Hyper Guard virtualization-based security

WannaCrypt employs multiple techniques to achieve full code execution on target systems. The IA32_SYSENTER_EIP modification technique used by WannaCrypt to run the main shellcode is actually commonly observed when kernel rootkits try to hook system calls. Kernel Patch Protection (or PatchGuard) typically detects this technique by periodically checking for modifications of MSR values. WannaCrypt hooking, however, is too brief for PatchGuard to fire. Windows 10, armed with virtualization-based security (VBS) technologies such as Hyper Guard, can detect and mitigate this technique because it fires as soon as the malicious wrmsr instruction to modify the MSR is executed.

To enable Hyper Guard on systems with supported processors, use Secure Boot and enable Device Guard. Use the hardware readiness tool to check if your hardware system supports Device Guard. Device Guard runs on the Enterprise and Education editions of Windows 10.
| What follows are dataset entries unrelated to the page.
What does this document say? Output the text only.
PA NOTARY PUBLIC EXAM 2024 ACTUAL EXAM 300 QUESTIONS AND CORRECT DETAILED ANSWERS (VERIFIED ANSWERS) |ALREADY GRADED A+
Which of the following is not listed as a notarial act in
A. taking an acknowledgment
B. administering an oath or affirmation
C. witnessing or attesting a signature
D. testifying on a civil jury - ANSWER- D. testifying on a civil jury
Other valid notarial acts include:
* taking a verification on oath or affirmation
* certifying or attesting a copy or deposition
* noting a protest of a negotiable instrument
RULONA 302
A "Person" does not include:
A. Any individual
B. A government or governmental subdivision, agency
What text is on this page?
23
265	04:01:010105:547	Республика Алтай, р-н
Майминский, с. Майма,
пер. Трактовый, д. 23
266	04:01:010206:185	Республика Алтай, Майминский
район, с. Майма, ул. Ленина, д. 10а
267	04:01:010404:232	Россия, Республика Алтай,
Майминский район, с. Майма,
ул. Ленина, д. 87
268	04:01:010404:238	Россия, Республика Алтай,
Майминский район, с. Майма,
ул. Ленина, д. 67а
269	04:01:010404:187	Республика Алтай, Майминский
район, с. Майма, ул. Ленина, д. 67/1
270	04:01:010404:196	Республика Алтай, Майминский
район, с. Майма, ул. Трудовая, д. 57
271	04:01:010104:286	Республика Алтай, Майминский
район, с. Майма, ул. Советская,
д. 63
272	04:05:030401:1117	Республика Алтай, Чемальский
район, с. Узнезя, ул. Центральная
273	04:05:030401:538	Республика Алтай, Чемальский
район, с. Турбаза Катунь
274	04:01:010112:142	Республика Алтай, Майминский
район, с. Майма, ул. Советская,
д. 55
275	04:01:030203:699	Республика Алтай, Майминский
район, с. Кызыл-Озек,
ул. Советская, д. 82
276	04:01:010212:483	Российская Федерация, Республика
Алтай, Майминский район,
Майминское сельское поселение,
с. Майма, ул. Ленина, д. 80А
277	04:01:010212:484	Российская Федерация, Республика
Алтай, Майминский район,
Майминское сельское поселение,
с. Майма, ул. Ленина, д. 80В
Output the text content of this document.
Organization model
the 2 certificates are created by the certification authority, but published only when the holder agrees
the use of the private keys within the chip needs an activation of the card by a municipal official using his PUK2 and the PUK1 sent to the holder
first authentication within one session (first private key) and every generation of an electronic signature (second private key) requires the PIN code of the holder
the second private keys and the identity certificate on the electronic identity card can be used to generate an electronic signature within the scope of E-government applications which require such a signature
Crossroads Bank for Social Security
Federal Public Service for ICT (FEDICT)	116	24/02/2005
Post-breach detection with Windows Defender ATP

In addition to VBS mitigation provided with Hyper Guard, Windows Defender Advanced Threat Protection (Windows Defender ATP) can detect injection of code to userland processes, including the method used by WannaCrypt. Our researchers have also added new detection logic so that Windows Defender ATP flags highly unusual events that involve spawning of processes from lsass.exe.

Figure 19. Windows Defender ATP detection of an anomalous process spawned from a system process

Figure 19. Windows Defender ATP detection of an anomalous process spawned from a system process

While the detection mechanism for process spawning was pushed out in response to WannaCrypt, this mechanism and detection of code injection activities also enable Windows Defender ATP customers to uncover sophisticated breaches that leverage similar attack methods.